2. Het is van een ontsnapte roedel wolven of wolfhybriden. Reizende menagerieën waren niet onbekend in de regio, en het zou logisch zijn dat een reizende menagerie een paar wolven of wolf hybriden zou kunnen hebben. Natuurlijk zijn zulke dieren moeilijk te houden, dus zou het ook logisch zijn dat iemand ze in het wild loslaat. Of ze verkoopt aan een pelsjager die ze vervolgens verkoopt aan een bonthandelaar als een soort zeldzaam exemplaar. De pels heeft enkele kenmerken die worden geassocieerd met zwarte Noord-Amerikaanse wolven. Hij heeft lichtere schakeringen die door de ondervacht komen. Zwarte Noordamerikaanse wolven worden bijna altijd lichter naarmate ze ouder worden, en veel van hen beginnen al veel lichter van kleur dan de meeste zwarte honden.
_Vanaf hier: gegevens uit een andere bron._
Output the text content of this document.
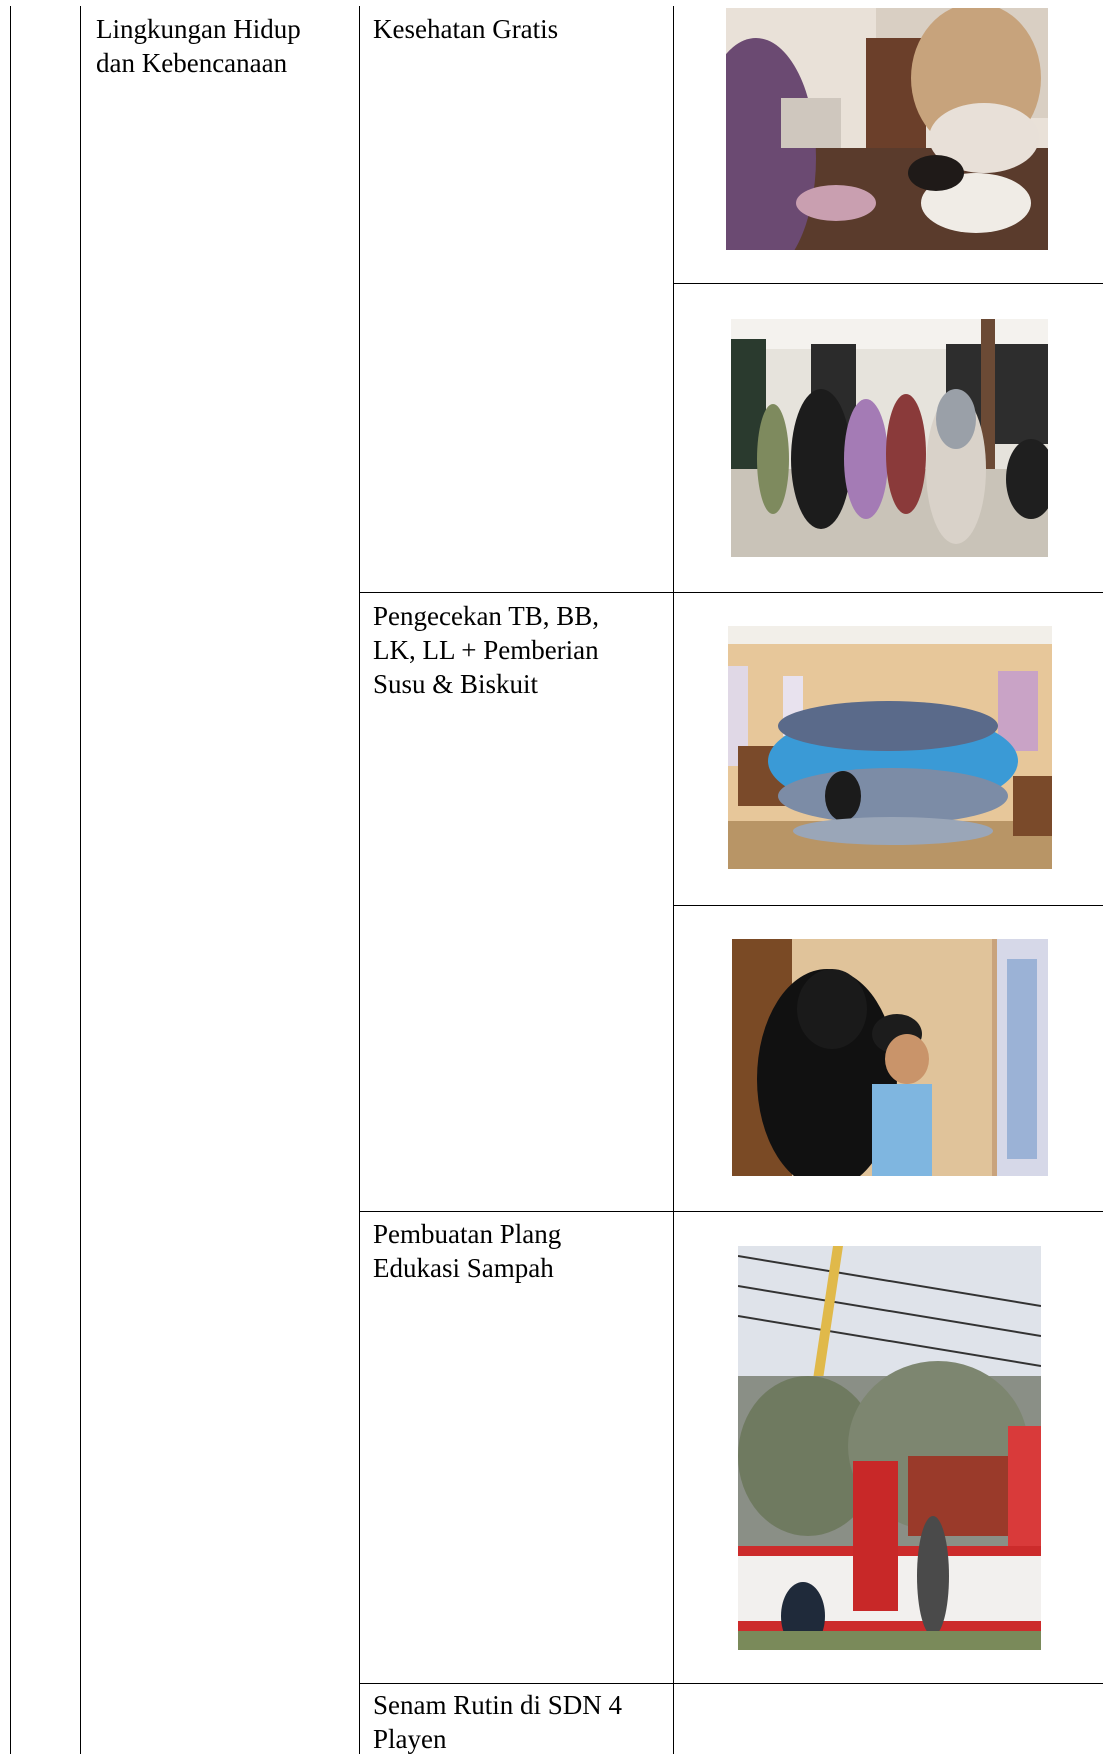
Lingkungan Hidup
dan Kebencanaan
Kesehatan Gratis
Pengecekan TB, BB,
LK, LL + Pemberian
Susu & Biskuit
Pembuatan Plang
Edukasi Sampah
Senam Rutin di SDN 4
Playen
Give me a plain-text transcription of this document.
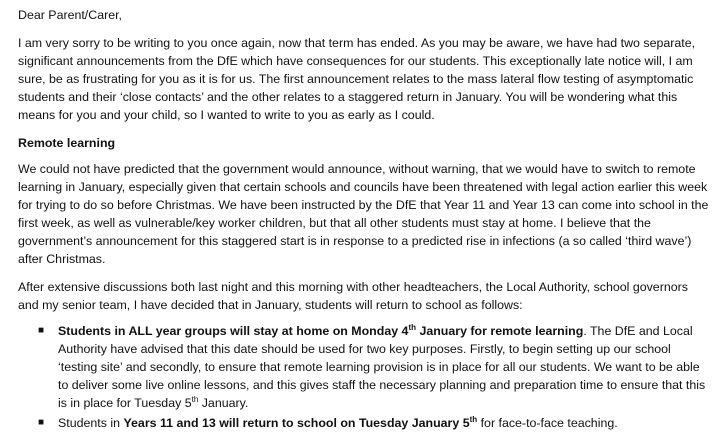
Dear Parent/Carer,

I am very sorry to be writing to you once again, now that term has ended. As you may be aware, we have had two separate, significant announcements from the DfE which have consequences for our students. This exceptionally late notice will, I am sure, be as frustrating for you as it is for us. The first announcement relates to the mass lateral flow testing of asymptomatic students and their ‘close contacts’ and the other relates to a staggered return in January. You will be wondering what this means for you and your child, so I wanted to write to you as early as I could.

Remote learning

We could not have predicted that the government would announce, without warning, that we would have to switch to remote learning in January, especially given that certain schools and councils have been threatened with legal action earlier this week for trying to do so before Christmas. We have been instructed by the DfE that Year 11 and Year 13 can come into school in the first week, as well as vulnerable/key worker children, but that all other students must stay at home. I believe that the government’s announcement for this staggered start is in response to a predicted rise in infections (a so called ‘third wave’) after Christmas.

After extensive discussions both last night and this morning with other headteachers, the Local Authority, school governors and my senior team, I have decided that in January, students will return to school as follows:

■ Students in ALL year groups will stay at home on Monday 4th January for remote learning. The DfE and Local Authority have advised that this date should be used for two key purposes. Firstly, to begin setting up our school ‘testing site’ and secondly, to ensure that remote learning provision is in place for all our students. We want to be able to deliver some live online lessons, and this gives staff the necessary planning and preparation time to ensure that this is in place for Tuesday 5th January.
■ Students in Years 11 and 13 will return to school on Tuesday January 5th for face-to-face teaching.
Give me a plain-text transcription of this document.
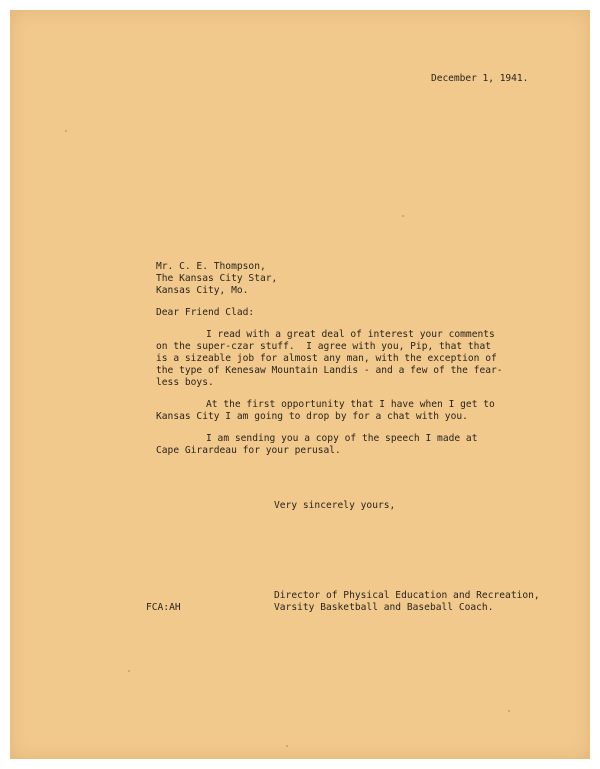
December 1, 1941.
Mr. C. E. Thompson,
The Kansas City Star,
Kansas City, Mo.
Dear Friend Clad:
I read with a great deal of interest your comments
on the super-czar stuff.  I agree with you, Pip, that that
is a sizeable job for almost any man, with the exception of
the type of Kenesaw Mountain Landis - and a few of the fear-
less boys.
At the first opportunity that I have when I get to
Kansas City I am going to drop by for a chat with you.
I am sending you a copy of the speech I made at
Cape Girardeau for your perusal.
Very sincerely yours,
Director of Physical Education and Recreation,
Varsity Basketball and Baseball Coach.
FCA:AH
3. Het is eigenlijk een unieke Zuidamerikaanse canid. Ik denk dat dit minder waarschijnlijk is, maar het zou mogelijk een afstammeling kunnen zijn van een populatie van een Amerikaans lid van het genus Canis- zoals de dire wolf (Canis dirus) of Armbruster’s wolf (Canis armbrusteri). Echter, de zwarte kleur van de pels sluit dit waarschijnlijk uit als een mogelijkheid. Het is twijfelachtig dat iemand een populatie wilde honden van het geslacht Canis met een zwarte kleur zou kunnen vinden vóór de domesticatie van de hond. Zwarte Noordamerikaanse wolven en coyotes en zwarte Italiaanse wolven kregen hun kleur door hybridisatie met zwarte gedomesticeerde honden. De wolf van Hagenbeck zou zich ook kunnen kruisen met tamme honden, maar ik denk dat het veel waarschijnlijker is dat dit dier een misplaatste wolf-hybride, een zuivere wolf, of een wolfachtige tamme hond voorstelt.
Wat het ook was, de verbanden tussen deze pels en de andere die de handelaar verkocht en de schedel die Krumbiegel vond, zijn niet bewezen. Het is hoogst speculatief om aan te nemen dat ze überhaupt met elkaar in verband staan.
Als we die schedel hadden, zouden we misschien kunnen vaststellen of er in Zuid-Amerika een omnivore hondachtige voorkomt die groter is dan een manenwolf.